Always do your duty like a man, whatever the cost, and never forget that you are a Rumanian!”

When Apostol was in the fifth form, about Christmas time, during a mathematics lesson, he was fetched out of class. In the passage he found their own coachman waiting for him, cap and whip in hand.

“What is it? What has happened?” asked Apostol agitatedly.

“It’s all right, young master, everything is all right—but during the night the master died from heart failure, and the mistress has sent me along to fetch you home for the funeral.…”

Apostol wept unconsciously all the way to Parva. The funeral was imposing. Thousands of people followed the coffin to the grave, and many sorrowful speeches were made. Afterwards, for a few days, Apostol remained at his home. He no longer wept, but he would sit for hours staring at a photograph of his father in a stiff, truculent pose. (It had been taken at Cluj, just after the lawyer had been released from prison.) Up till now this photograph had always intimidated him. Now it filled him with remorse. All round him black-winged questions seemed to hover, and he did not dare to face them. He kept on telling himself that he had failed to appreciate his father, he recalled his severe admonishments, and he was haunted by a fear that something—he didn’t know what or where—should crumble away. On the third day Doamna Bologa, worried by his deep dejection, said to him gently and tenderly:

“You must not grieve so, darling.… It can’t be helped. It was God’s will.”

“Why?” asked Apostol abruptly, staring at her vacantly.

His mother made some answer, but he gave no heed to her words, for even as he uttered that “Why?” something within his soul, some agelong structure with foundations strong as the roots of an oak, collapsed with a terrifying crash.

“I have lost God!” flashed through his mind. He closed his eyes as if by this means he would ward off the catastrophe. He felt clearly that he was slipping down into a bottomless pit and that he could not stop himself; there was nothing to which he could cling. All this took about a moment or even less and left him filled with a paralysing fear such as he might have experienced if he had found himself stranded alone at dead of night in an immense graveyard, without notion of direction.

He returned to Nasaud in a bewildered state of mind. His soul was tom by doubts, and he felt convinced that he had become an outcast. At first he had tried to build up a new house with the wreckage of the old, but he found that from under every stone a painful question would leap forth, a question for which he could find no answer. He soon wearied of these hopeless efforts with their continual torture. But presently there arose above everything else, like a victorious banner, the desire to find true answers to these perturbing questions.
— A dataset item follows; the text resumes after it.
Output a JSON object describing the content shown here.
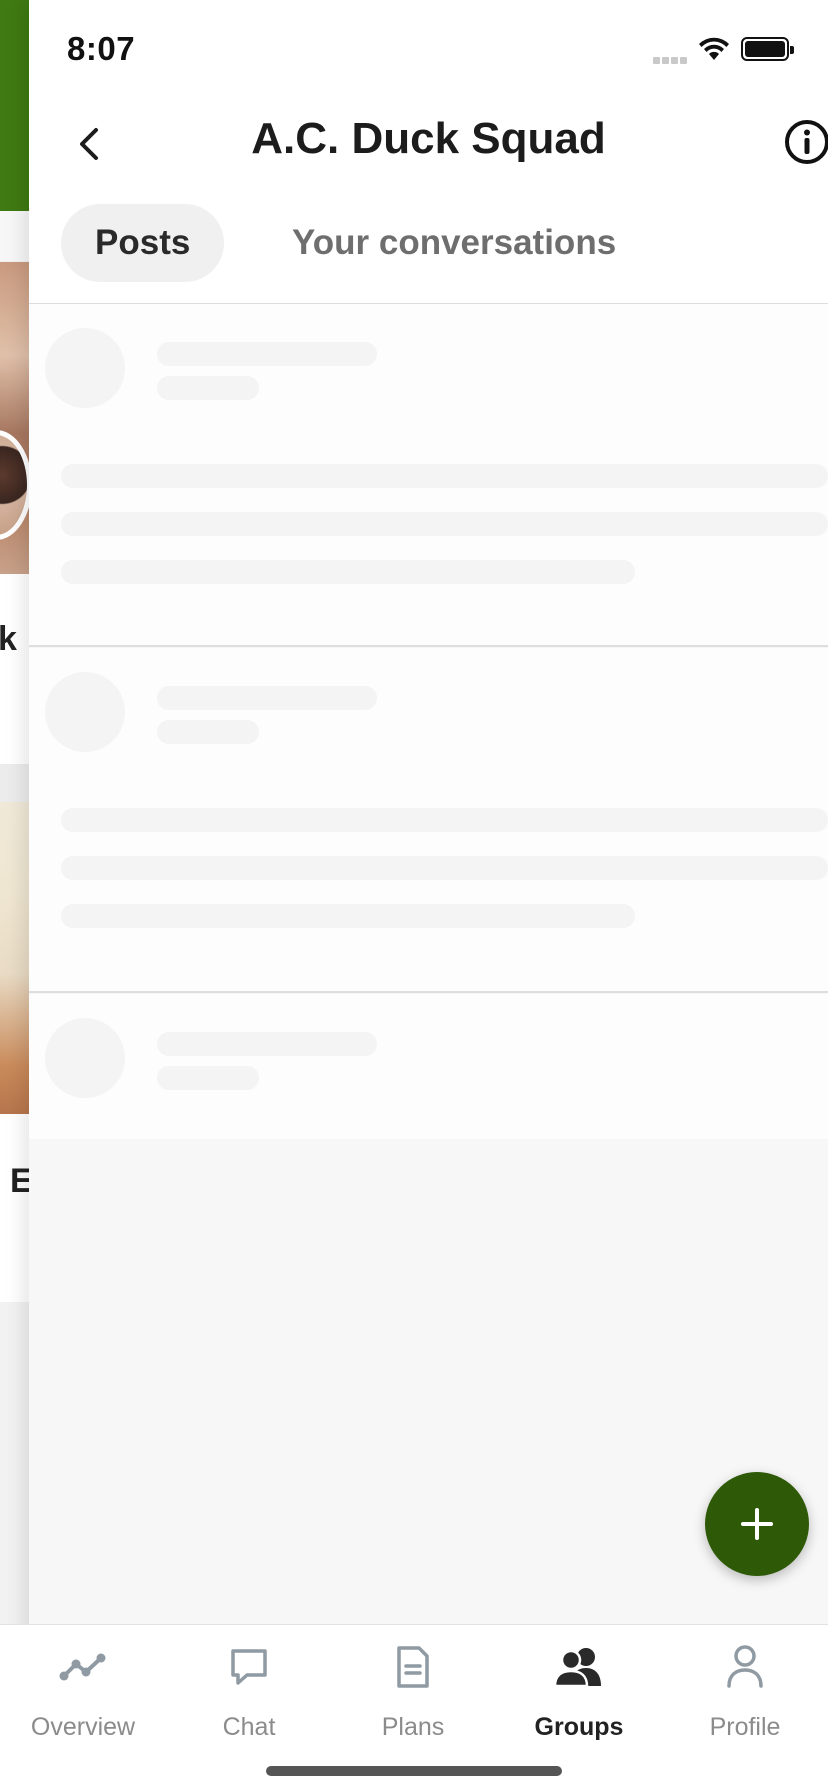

As an undergraduate he spent his holidays arguing and disagreeing with his mother and Protopop Groza, who, remembering the vision he had had, wished to make him enter the Church. But Apostol turned a deaf ear at the bare mention of theology. He was nearly twenty now, tall, very slim, with a white, puckered brow, rather long chestnut-coloured hair brushed back from the face, and there was that in his appearance which brought to one’s mind the young men of the beginning of the last century who had been ready to die for a dream. The more wildly his heart throbbed with eager desire to live, the more his mind tortured itself with unsolvable questions, and he actually suffered physically each time his search for a solution was arrested by the boundaries beyond which human knowledge has not yet penetrated. He became introspective, a dreamer with obstinate determinations. Doamna Bologa was wont to say, with a shade of regret, that he resembled his dead father, at which Apostol felt flattered, for the older he grew the more he admired his father’s wisdom and tried with all his might to emulate him. When he saw that resistance without arguments would not convince his mother, and more especially Groza, he told them bluntly that he had ceased long ago to believe in God, and that consequently he could not possibly choose a profession which would be based on a lie.
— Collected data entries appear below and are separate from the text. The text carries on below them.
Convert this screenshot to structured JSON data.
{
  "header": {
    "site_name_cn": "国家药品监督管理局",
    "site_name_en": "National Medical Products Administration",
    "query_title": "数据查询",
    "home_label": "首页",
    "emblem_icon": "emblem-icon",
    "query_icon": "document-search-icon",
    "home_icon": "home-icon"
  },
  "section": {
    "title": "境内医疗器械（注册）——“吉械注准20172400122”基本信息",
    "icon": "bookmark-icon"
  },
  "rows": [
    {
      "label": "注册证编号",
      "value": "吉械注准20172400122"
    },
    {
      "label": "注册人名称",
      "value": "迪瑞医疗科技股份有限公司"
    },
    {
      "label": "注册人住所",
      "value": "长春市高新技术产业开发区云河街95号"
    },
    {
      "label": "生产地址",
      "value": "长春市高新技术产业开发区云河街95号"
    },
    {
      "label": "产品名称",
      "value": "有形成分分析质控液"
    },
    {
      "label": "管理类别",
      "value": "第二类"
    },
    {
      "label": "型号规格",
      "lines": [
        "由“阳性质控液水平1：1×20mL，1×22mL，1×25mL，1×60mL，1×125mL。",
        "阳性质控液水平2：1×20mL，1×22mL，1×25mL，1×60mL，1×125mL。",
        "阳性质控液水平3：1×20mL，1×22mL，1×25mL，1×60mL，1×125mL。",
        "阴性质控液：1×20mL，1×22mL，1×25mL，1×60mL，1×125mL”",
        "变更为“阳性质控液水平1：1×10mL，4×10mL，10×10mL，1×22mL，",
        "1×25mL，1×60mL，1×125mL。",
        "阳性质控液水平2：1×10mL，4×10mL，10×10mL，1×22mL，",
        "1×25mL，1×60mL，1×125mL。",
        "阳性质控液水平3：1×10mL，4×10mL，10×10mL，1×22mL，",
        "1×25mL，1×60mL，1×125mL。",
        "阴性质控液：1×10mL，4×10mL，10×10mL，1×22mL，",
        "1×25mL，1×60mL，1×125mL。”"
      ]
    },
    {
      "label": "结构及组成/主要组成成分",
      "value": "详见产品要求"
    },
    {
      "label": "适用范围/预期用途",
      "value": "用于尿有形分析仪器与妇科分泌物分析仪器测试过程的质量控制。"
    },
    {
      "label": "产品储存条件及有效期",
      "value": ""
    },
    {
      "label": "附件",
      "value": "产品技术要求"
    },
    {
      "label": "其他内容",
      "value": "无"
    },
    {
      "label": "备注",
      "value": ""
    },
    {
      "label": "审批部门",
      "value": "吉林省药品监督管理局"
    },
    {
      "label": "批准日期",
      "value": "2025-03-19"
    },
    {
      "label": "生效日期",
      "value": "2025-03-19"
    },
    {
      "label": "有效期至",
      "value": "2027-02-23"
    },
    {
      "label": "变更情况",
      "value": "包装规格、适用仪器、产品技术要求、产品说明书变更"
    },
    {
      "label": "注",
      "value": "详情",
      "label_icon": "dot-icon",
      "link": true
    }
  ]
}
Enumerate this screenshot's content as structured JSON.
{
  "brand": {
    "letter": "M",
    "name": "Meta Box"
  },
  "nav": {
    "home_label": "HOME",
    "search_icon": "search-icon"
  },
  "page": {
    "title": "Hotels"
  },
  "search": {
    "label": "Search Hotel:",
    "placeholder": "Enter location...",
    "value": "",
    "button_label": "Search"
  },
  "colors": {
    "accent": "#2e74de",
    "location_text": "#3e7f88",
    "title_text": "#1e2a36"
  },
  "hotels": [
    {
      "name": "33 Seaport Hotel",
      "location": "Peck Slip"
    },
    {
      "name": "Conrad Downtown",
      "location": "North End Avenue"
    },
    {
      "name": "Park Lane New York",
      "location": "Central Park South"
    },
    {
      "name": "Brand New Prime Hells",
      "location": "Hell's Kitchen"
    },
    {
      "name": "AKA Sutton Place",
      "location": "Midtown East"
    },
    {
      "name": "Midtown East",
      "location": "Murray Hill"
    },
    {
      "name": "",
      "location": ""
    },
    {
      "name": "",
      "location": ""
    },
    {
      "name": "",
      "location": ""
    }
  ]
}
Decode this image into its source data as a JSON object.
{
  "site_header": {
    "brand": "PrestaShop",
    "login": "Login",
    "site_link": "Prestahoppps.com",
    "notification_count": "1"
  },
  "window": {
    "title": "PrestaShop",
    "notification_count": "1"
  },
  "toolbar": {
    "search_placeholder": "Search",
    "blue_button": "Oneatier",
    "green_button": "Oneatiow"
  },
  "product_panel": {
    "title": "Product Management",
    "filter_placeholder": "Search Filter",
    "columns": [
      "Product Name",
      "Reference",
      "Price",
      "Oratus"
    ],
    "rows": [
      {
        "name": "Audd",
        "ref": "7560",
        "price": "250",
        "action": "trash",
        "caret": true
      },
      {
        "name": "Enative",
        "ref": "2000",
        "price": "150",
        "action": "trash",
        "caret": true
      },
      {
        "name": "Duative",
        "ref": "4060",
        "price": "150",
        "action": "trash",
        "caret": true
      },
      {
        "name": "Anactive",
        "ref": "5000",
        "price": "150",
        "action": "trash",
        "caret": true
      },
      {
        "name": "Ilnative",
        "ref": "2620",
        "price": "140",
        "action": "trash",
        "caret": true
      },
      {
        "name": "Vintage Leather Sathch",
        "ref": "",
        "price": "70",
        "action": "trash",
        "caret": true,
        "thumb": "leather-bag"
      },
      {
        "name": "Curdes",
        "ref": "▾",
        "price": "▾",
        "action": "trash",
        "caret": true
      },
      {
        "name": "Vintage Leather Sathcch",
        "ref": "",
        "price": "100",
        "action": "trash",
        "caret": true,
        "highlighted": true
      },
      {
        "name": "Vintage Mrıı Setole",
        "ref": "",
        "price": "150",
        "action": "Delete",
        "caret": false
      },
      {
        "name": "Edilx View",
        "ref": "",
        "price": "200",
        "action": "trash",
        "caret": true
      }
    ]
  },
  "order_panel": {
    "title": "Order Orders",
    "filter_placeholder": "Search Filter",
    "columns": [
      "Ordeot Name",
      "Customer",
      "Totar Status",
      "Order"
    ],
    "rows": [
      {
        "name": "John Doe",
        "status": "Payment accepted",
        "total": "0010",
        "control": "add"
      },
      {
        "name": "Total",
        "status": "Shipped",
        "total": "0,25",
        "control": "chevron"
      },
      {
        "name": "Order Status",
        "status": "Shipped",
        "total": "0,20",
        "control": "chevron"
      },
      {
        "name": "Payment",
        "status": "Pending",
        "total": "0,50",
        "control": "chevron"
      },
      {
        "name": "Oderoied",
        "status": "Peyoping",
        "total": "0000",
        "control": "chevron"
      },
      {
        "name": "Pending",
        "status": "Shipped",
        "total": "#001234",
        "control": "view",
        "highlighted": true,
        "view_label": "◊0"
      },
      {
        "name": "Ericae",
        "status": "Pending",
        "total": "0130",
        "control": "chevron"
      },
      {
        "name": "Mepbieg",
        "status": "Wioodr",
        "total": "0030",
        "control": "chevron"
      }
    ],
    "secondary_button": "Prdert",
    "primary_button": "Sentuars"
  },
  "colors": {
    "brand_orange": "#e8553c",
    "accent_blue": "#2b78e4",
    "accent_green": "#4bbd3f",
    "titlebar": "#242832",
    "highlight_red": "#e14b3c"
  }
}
The Protopop became very indignant and left the house without shaking hands with him. As for Doamna Bologa, she wept for a whole week, and prayed to the Almighty to turn her boy back again into the right path.
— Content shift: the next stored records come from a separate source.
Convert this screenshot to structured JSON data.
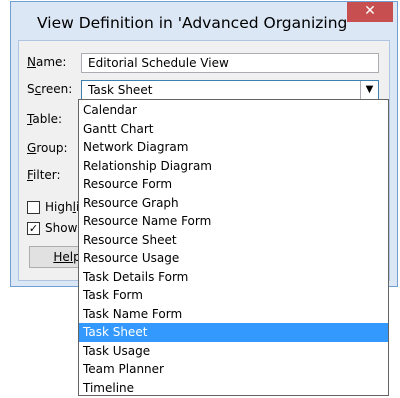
{
  "dialog": {
    "title": "View Definition in 'Advanced Organizing'",
    "close_glyph": "✕"
  },
  "form": {
    "name_label_key": "N",
    "name_label_rest": "ame:",
    "name_value": "Editorial Schedule View",
    "screen_label_pre": "S",
    "screen_label_key": "c",
    "screen_label_rest": "reen:",
    "screen_value": "Task Sheet",
    "screen_arrow_glyph": "▼",
    "table_label_key": "T",
    "table_label_rest": "able:",
    "group_label_key": "G",
    "group_label_rest": "roup:",
    "filter_label_key": "F",
    "filter_label_rest": "ilter:",
    "highlight_label_pre": "High",
    "highlight_label_key": "l",
    "highlight_label_rest": "i",
    "highlight_checked": false,
    "show_label": "Show",
    "show_checked": true,
    "check_glyph": "✓",
    "help_label_key": "Hel",
    "help_label_rest": "p"
  },
  "dropdown": {
    "selected": "Task Sheet",
    "options": [
      "Calendar",
      "Gantt Chart",
      "Network Diagram",
      "Relationship Diagram",
      "Resource Form",
      "Resource Graph",
      "Resource Name Form",
      "Resource Sheet",
      "Resource Usage",
      "Task Details Form",
      "Task Form",
      "Task Name Form",
      "Task Sheet",
      "Task Usage",
      "Team Planner",
      "Timeline"
    ]
  },
  "colors": {
    "frame": "#dbe7f5",
    "close_button": "#c74f50",
    "selection": "#3399ff"
  }
}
Apostol had determined long ago to take up philosophy. When the Protopop heard this his indignation increased, and in order to overcome the obstinacy of her erring son he advised Doamna Bologa to refuse him the financial means. The young undergraduate fumed. For several days running he had long consultations with his only friend in Parva, Alexandru Palagiesu, who had studied law and was now a full-blown lawyer waiting for the retirement of the old lawyer so that he should take his place. As a direct consequence of these confabulations, Apostol ran over to Nasaud, consulted his quondam host and the head master of his college, with the result that he petitioned the Ministry of Education for a bursary from the State.